Nous sortions sous une pluie battante de l’église Sainte Rosalie après la messe à la mémoire de Jérôme, une messe pour ceux qui n’avaient pas pu se rendre en août à ses obsèques dans le Bordelais. Nous nous dirigions en groupe vers la salle paroissiale pour un buffet convivial quand je vis, de l’autre côté de la rue, que la petite maison d’artiste des Breschand était éclairée. Par la fenêtre, j’ai vu Thérèse qui dînait tranquillement, menue, boucles neigeuses dans la lumière. Je n’y avais pas mis les pieds depuis trente ans.

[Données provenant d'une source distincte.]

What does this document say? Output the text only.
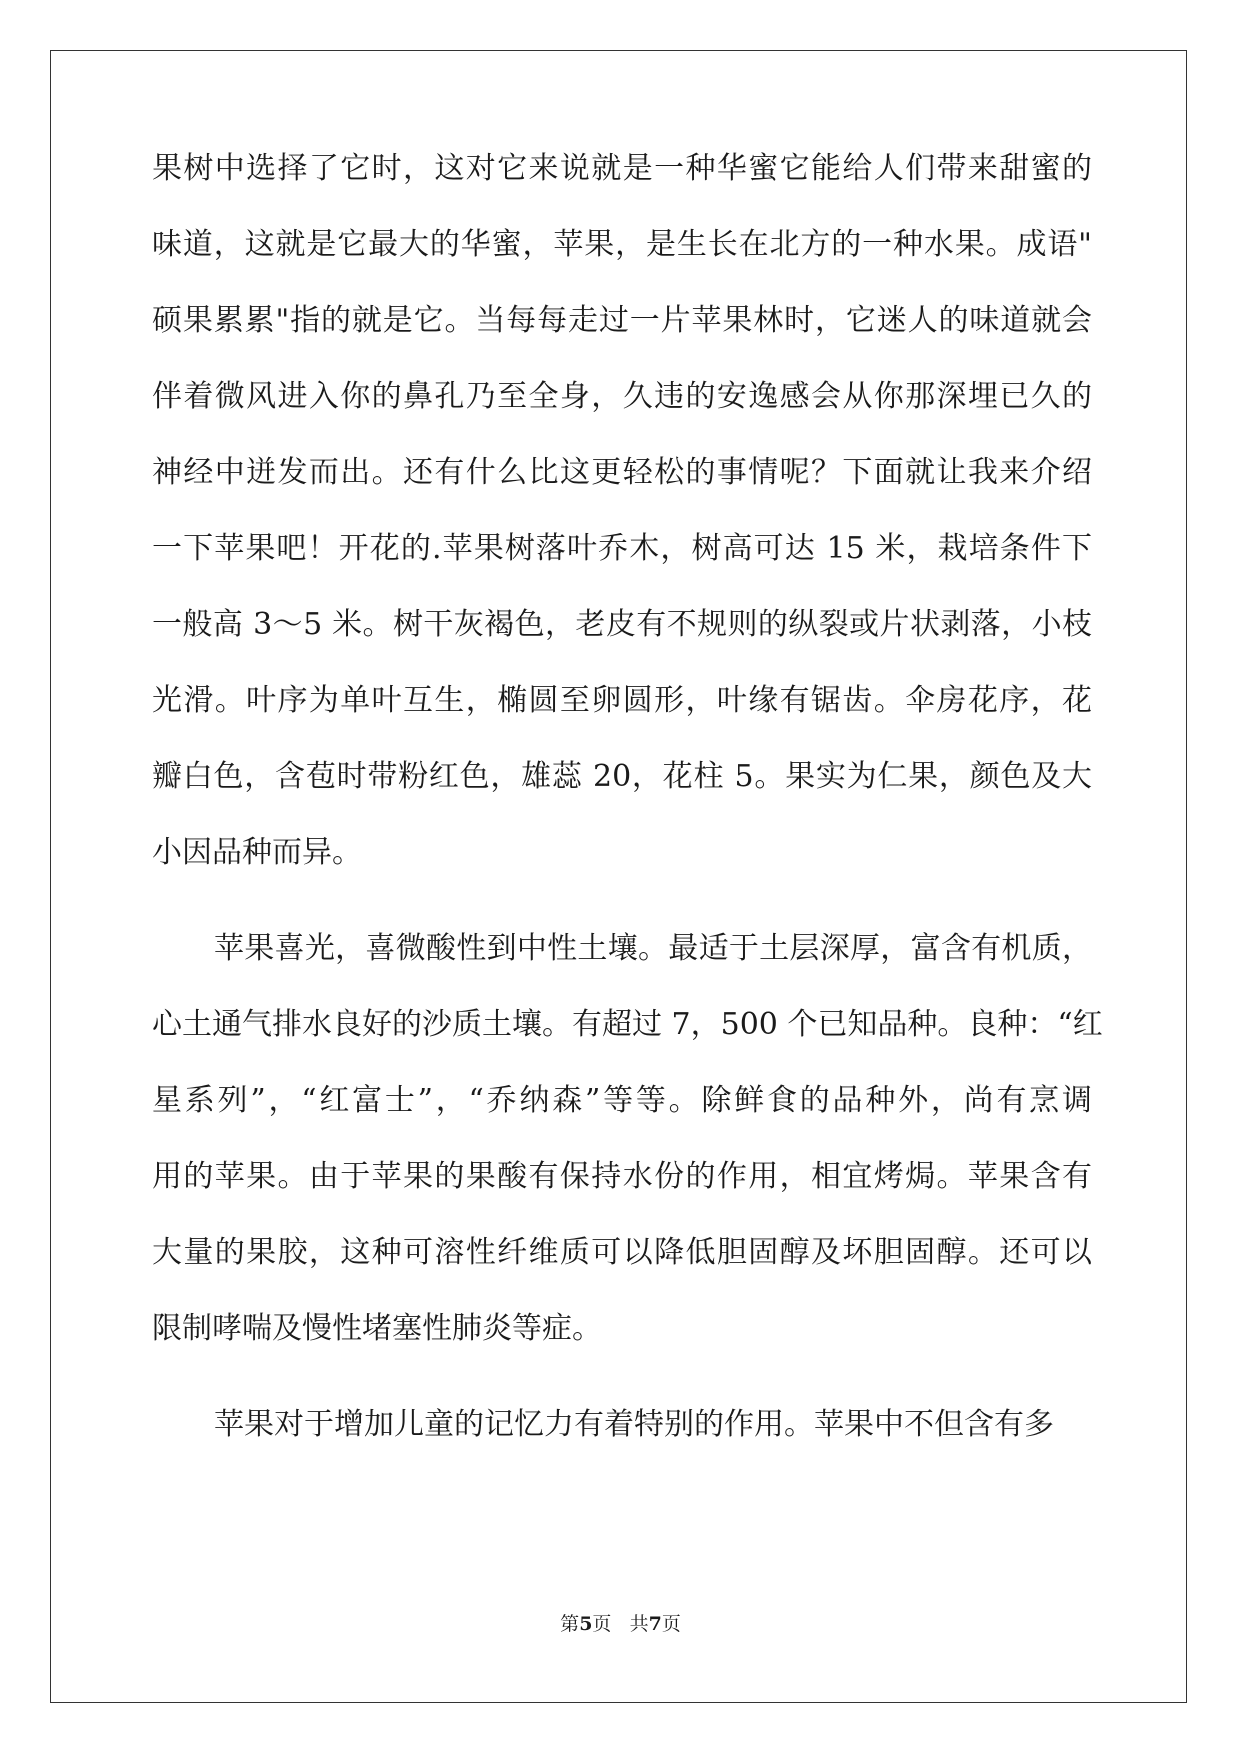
果树中选择了它时，这对它来说就是一种华蜜它能给人们带来甜蜜的
味道，这就是它最大的华蜜，苹果，是生长在北方的一种水果。成语"
硕果累累"指的就是它。当每每走过一片苹果林时，它迷人的味道就会
伴着微风进入你的鼻孔乃至全身，久违的安逸感会从你那深埋已久的
神经中迸发而出。还有什么比这更轻松的事情呢？下面就让我来介绍
一下苹果吧！开花的.苹果树落叶乔木，树高可达 15 米，栽培条件下
一般高 3～5 米。树干灰褐色，老皮有不规则的纵裂或片状剥落，小枝
光滑。叶序为单叶互生，椭圆至卵圆形，叶缘有锯齿。伞房花序，花
瓣白色，含苞时带粉红色，雄蕊 20，花柱 5。果实为仁果，颜色及大
小因品种而异。
苹果喜光，喜微酸性到中性土壤。最适于土层深厚，富含有机质，
心土通气排水良好的沙质土壤。有超过 7，500 个已知品种。良种：“红
星系列”，“红富士”，“乔纳森”等等。除鲜食的品种外，尚有烹调
用的苹果。由于苹果的果酸有保持水份的作用，相宜烤焗。苹果含有
大量的果胶，这种可溶性纤维质可以降低胆固醇及坏胆固醇。还可以
限制哮喘及慢性堵塞性肺炎等症。
苹果对于增加儿童的记忆力有着特别的作用。苹果中不但含有多
第5页 共7页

J’ai laissé Gilles et sans plus réfléchir, j’ai sonné au portail du jardinet. Il était environ 21 heures, bien tard pour les 93 ans de Thérèse, mais je lui avais promis d’aller la voir lors de son exposition de janvier dans la mairie du XIIIe. Je vis apparaître sa fille, Hélène. Elle descendit les marches avec des cris de surprise. Ses cheveux avaient blanchis.
– Si, si, entre ! Maman sera contente de te voir, me dit-elle aussitôt. Quelle bonne idée tu as eu ! C’est une chance que je sois là, elle ne t’aurait pas ouvert, elle n’entend plus la sonnette, continua-t-elle.
Thérèse tenait des propos un peu incohérents et Hélène devait répéter mes paroles. Mais son visage s’était illuminé. Notre passé remontait comme une bulle de joie. Je retrouvais son langage à l’emporte-pièce. Comme je l’incitais à poursuivre son repas « Ca va être froid ! »
Elle répliqua avec un large sourire :
– Est-ce que je t’ai jamais dit ce que tu dois faire ? Dis-moi plutôt pourquoi tu es dans le quartier ?
Je regardais avec attendrissement la maison, les tableaux sur les murs, son atelier, en pensant à Maurice, son mari, peintre aussi, disparu depuis longtemps, à ses succulents plats de terroir, à leurs grandes tablées d’amis.
– Tu montes toujours ton escalier ?
Elle répondit avec malice :
– Il faut bien que j’aille dans ma chambre.
Et elle ajouta :
– Quand je serai vieille, j’installerai mon lit en bas.
Sa mère est morte à plus de cent ans.
Mais, je ne pouvais pas rester. Avant de nous séparer, Hélène (Breschand) me demanda mon adresse email. Harpiste, très reconnue dans la musique contemporaine, elle prépare trois concerts pour le mois d’octobre à Paris. Je me réjouis d’aller l’écouter.
J’ai retraversé la rue. Guidée par le bruit j’ai retrouvé Gilles et ses amis physiciens.
Jérôme ! Encore une partie de mon passé…
Bien en avance sur son temps, Gilles avait monté un laboratoire de recherche sur le photovoltaïque et l’énergie solaire à Polytechnique. Venus de labos voisins, des originaux s’étaient joints à son équipe, dont Jérôme, fraîchement sorti de l’école après un parcours de rebelle. Il y fit sa thèse et se maria avec Marie-Claude, littéraire spécialisée dans les écrivaines américaines. Ils eurent rapidement deux filles, Elsa et Julie. Nous fumes invités avec chaleur dans leur petite maison de la Butte aux Cailles. Puis Gilles quitta le CNRS pour aller enseigner à Jussieu pendant que Jérôme commençait une brillante carrière, en particulier pionnier dans les voitures électriques chez Renault. Et nous nous sommes perdus de vue. Nous avions de temps en temps de ses nouvelles.
Et c’est justement dans cette salle paroissiale que bien des années plus tard, il invita ses amis et sa famille à l’occasion de son cinquantième anniversaire. Nous eûmes la surprise d’être de la fête. Il n’avait pas tellement changé ! Dynamique, souriant, attentif à chacun, il était devenu un pilier de la paroisse Sainte Rosalie.
Il nous présenta son père, général dans la cavalerie. Comment en sommes-nous venus à aborder le sujet ? Je ne me souviens plus. Avons-nous évoqué le Dauphiné ? C’est probable. Il s’avéra que nous étions parents. Jérôme était mon cousin ! Son père saisit en urgence son téléphone pour annoncer à un autre cousin qu’il venait de rencontrer « la fille de François ».
Il me présenta son épouse. De fil en aiguille, j’appris que celle-ci possédait une maison de famille à Évian et que Jérôme avait passé ses vacances d’enfant au bord du Léman. Comment était-ce possible ? Voilà qui nous réunissait à vie ! C’est ainsi que par la suite sans pour autant nous voir souvent, Jérôme et Marie-Claude ont fait partie de notre existence. J’appris par la même occasion que Gilles avait eu de l’importance pour lui au moment de sa thèse et qu’il lui gardait une affection toute particulière.